There are a number of insights that suggest a need for further empirical analysis. The first is that the shift in relative prices observed since 2002 can be partly explained by the adjustment in the model in response to the assumed shocks, however, the scale of the actual rise in the prices of energy, mining and agriculture relative to manufacturing since 2004 are not well captured. Other factors outside the fundamentals in the model are needed to explain the scale of this more recent experience. The second insight is that the model suggests that there was some contribution to global inflation due to the FRB keeping interest rates low after the bursting of the dot-com bubble in 2001, and that this effect was reinforced by the fact that the Chinese and other monetary authorities pegged to the US dollar. However, the effect on global relative prices of US monetary policy is relatively small compared to the productivity shocks in developing economies. One interpretation of these results is that the short-term deflationary impact of developing economy productivity growth on the US economy was to a large extent neutralised in the United States by the change in FRB policy as modelled in this paper.
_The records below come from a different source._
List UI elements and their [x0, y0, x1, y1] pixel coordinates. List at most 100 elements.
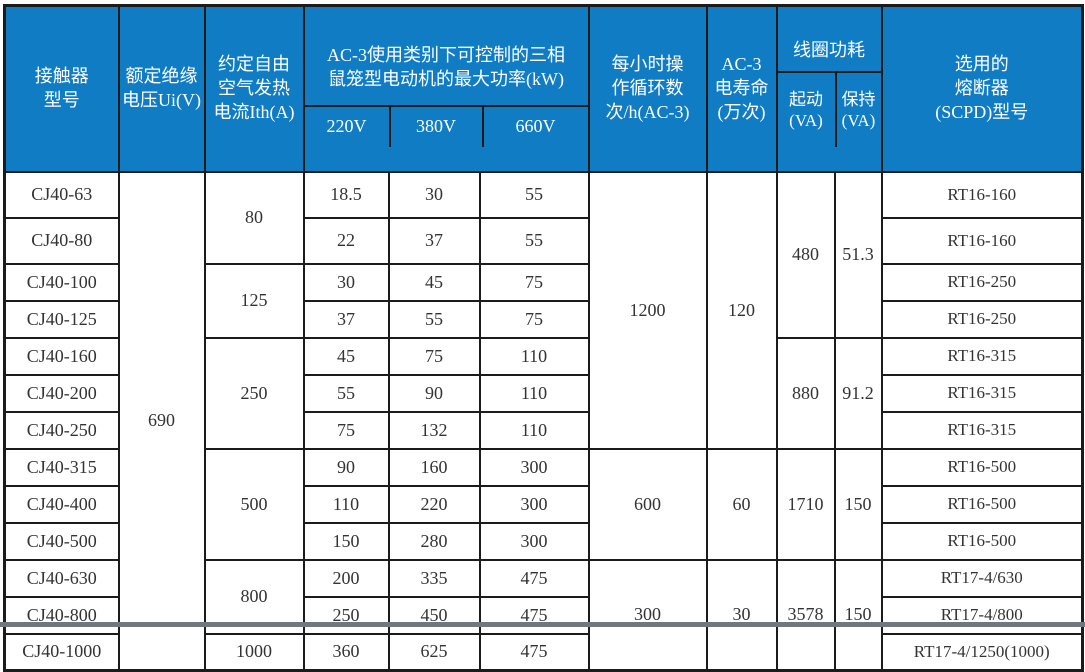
- fuse-cell: RT17-4/630: [880, 558, 1084, 598]
- fuse-cell: RT17-4/1250(1000): [880, 632, 1084, 672]
- fuse-cell: RT16-250: [880, 299, 1084, 339]
- coil-subheader-row: 起动 (VA) 保持 (VA): [778, 70, 880, 147]
- coil-hold-cell: 150: [833, 447, 883, 561]
- table-row: CJ40-200 55 90 110 RT16-315: [3, 373, 1084, 413]
- table-row: CJ40-400 110 220 300 RT16-500: [3, 484, 1084, 524]
- table-row: CJ40-63 690 80 18.5 30 55 1200 120 480 5…: [3, 170, 1084, 672]
- power-220-cell: 55: [302, 373, 390, 413]
- model-cell: CJ40-630: [3, 558, 120, 598]
- header-ac3-power-group: AC-3使用类别下可控制的三相 鼠笼型电动机的最大功率(kW) 220V 380…: [302, 4, 590, 173]
- header-cycles-per-hour: 每小时操 作循环数 次/h(AC-3): [587, 4, 708, 173]
- fuse-cell: RT16-315: [880, 373, 1084, 413]
- life-cell: 120: [705, 170, 778, 450]
- ith-cell: 125: [203, 262, 305, 339]
- power-220-cell: 110: [302, 484, 390, 524]
- header-thermal-current: 约定自由 空气发热 电流Ith(A): [203, 4, 305, 173]
- ith-cell: 80: [203, 170, 305, 265]
- power-220-cell: 30: [302, 262, 390, 302]
- table-row: CJ40-100 125 30 45 75 RT16-250: [3, 262, 1084, 339]
- power-380-cell: 220: [387, 484, 481, 524]
- header-660v: 660V: [481, 106, 587, 147]
- model-cell: CJ40-80: [3, 216, 120, 265]
- header-220v: 220V: [326, 115, 367, 136]
- coil-hold-cell: 150: [833, 558, 883, 672]
- power-380-cell: 280: [387, 521, 481, 561]
- header-ac3-power-label: AC-3使用类别下可控制的三相 鼠笼型电动机的最大功率(kW): [327, 45, 565, 89]
- coil-start-cell: 1710: [775, 447, 836, 561]
- ac3-power-group-wrap: AC-3使用类别下可控制的三相 鼠笼型电动机的最大功率(kW) 220V 380…: [305, 31, 587, 147]
- power-660-cell: 110: [478, 373, 590, 413]
- power-380-cell: 55: [387, 299, 481, 339]
- table-header: 接触器 型号 额定绝缘 电压Ui(V) 约定自由 空气发热 电流Ith(A) A…: [3, 4, 1084, 173]
- cycles-cell: 1200: [587, 170, 708, 450]
- power-220-cell: 37: [302, 299, 390, 339]
- power-380-cell: 625: [387, 632, 481, 672]
- fuse-cell: RT16-160: [880, 216, 1084, 265]
- header-coil-power-group: 线圈功耗 起动 (VA) 保持 (VA): [775, 4, 883, 173]
- power-220-cell: 45: [302, 336, 390, 376]
- power-380-cell: 30: [387, 170, 481, 219]
- header-insulation-voltage: 额定绝缘 电压Ui(V): [117, 4, 206, 173]
- power-220-cell: 75: [302, 410, 390, 450]
- power-380-cell: 335: [387, 558, 481, 598]
- model-cell: CJ40-200: [3, 373, 120, 413]
- power-380-cell: 75: [387, 336, 481, 376]
- ui-cell: 690: [117, 170, 206, 672]
- power-660-cell: 475: [478, 595, 590, 635]
- power-660-cell: 300: [478, 521, 590, 561]
- fuse-cell: RT16-315: [880, 410, 1084, 450]
- power-660-cell: 55: [478, 170, 590, 219]
- cycles-cell: 300: [587, 558, 708, 672]
- power-660-cell: 475: [478, 558, 590, 598]
- power-660-cell: 75: [478, 262, 590, 302]
- power-220-cell: 360: [302, 632, 390, 672]
- power-660-cell: 475: [478, 632, 590, 672]
- power-380-cell: 132: [387, 410, 481, 450]
- model-cell: CJ40-160: [3, 336, 120, 376]
- life-cell: 60: [705, 447, 778, 561]
- bottom-bar: [0, 622, 1085, 627]
- coil-start-cell: 880: [775, 336, 836, 450]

An interesting conclusion of the simulations in this paper is that monetary policy tends to affect relative prices for up to four years because the effect of a temporary change in real interest rates varies across sectors. The effect depends on each sector's relative capital intensity as well as on the change in the demand for the output of each sector as consumption and investment adjust. Eventually the effect of monetary policy on relative prices dissipates.
Interestingly, a country that pegs to the US dollar when the United States relaxes monetary policy inherits both the overall inflationary consequences of the US policy shift as well as the dispersion in relative prices, although this partly depends on the relative capital intensity of the sectors in the pegging economy. A country, such as Australia, which maintains a flexible exchange rate is largely shielded from the inflationary effect of changes in US monetary policy (via an appreciation of the exchange rate) but it is not shielded from the relative price effects. These are transmitted through global trade channels and are even larger when a significant part of the world economy pegs to the US dollar and experiences similar inflationary and relative price movements.
Finally, it is important to note that there are many caveats surrounding the methodology adopted in this paper. It is not meant to be a definitive empirical assessment of the role of various shocks in the world economy between 2002 and 2008. Rather, it is meant to give some insights into the relationships between relative prices and overall inflation in a world characterised by a variety of different shocks.